KIGALI – Rwandan President Paul Kagame has called for sanctions against South Africa, including being suspended from the African Union, for not doing enough to stop xenophobic attacks.
The attacks, which have largely targeted citizens of other African countries, have left several people dead and a lot of property destroyed.
Speaking in Kigali at the weekend, Mr Kagame said the xenophobic attacks are against the spirit of African unity.
He said South Africa should be suspended from the African Union just like during the apartheid for allowing the attacks to continue.

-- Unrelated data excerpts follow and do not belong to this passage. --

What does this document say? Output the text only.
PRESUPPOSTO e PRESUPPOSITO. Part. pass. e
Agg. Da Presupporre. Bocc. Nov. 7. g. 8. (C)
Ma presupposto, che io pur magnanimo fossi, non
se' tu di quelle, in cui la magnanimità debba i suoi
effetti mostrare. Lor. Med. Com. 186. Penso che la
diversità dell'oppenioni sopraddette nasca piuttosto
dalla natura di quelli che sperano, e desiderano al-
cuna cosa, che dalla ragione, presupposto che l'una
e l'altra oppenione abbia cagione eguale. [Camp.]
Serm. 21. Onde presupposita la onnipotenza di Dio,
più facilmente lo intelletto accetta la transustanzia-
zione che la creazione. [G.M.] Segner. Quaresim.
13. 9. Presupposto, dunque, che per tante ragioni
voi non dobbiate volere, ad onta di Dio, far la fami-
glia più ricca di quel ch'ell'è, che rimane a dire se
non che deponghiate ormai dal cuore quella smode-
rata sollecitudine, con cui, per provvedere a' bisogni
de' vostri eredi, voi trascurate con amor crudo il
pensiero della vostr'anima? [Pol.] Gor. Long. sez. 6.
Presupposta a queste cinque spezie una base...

“And when I hear my counterpart Ramaphoza say that the record of these recent attacks is 10 deaths, including only one foreigner, I think that we should temporarily set aside the RSA from all the bodies of the African Union and other subregional organizations, so that it can understand that Africa is called upon in this 21st century to be united and indivisible in the face of the challenges of globalization,” Mr Kagame told the Rwandan press.
He also announced the welcome of African immigrants stranded in Libya on his territory.
Rwanda government and UNHCR last week signed an agreement that will the East African country resettle the immigrants. The first groupof 500 people, including children and at-risk youth, predominantly from the Horn of Africa, will be evacuated in the coming weeks.
The sides signed a memorandum of understanding in the Ethiopian capital, Addis Ababa, to set up a transit mechanism.
“Under the agreement, the government of Rwanda will receive and provide protection to refugees and asylum-seekers who are currently being held in detention centres in Libya,” UNHCR said in the statement.
They will be housed in a transit centre in Rwanda before being resettled elsewhere, unless they agree to return to their home countries if it is safe to do so.
According to the UN, some 4,700 refugees are currently in Libyan custody.
The agreement signed on Tuesday comes after repeated allegations of dire conditions for migrants in Libya’s detention centres, including routine abuse, lack of medical care and insufficient food.
“We have been desperately searching for solutions for those people,” said Cosmas Chanda, UNHCR’s representative to the AU, at a news conference in Addis Ababa, the seat of the pan-African body.
The Rwandan government is prepared to take in as many as 30,000 Africans from Libya, though the plan is for the process to unfold in batches of 500 people to prevent the country from becoming overwhelmed.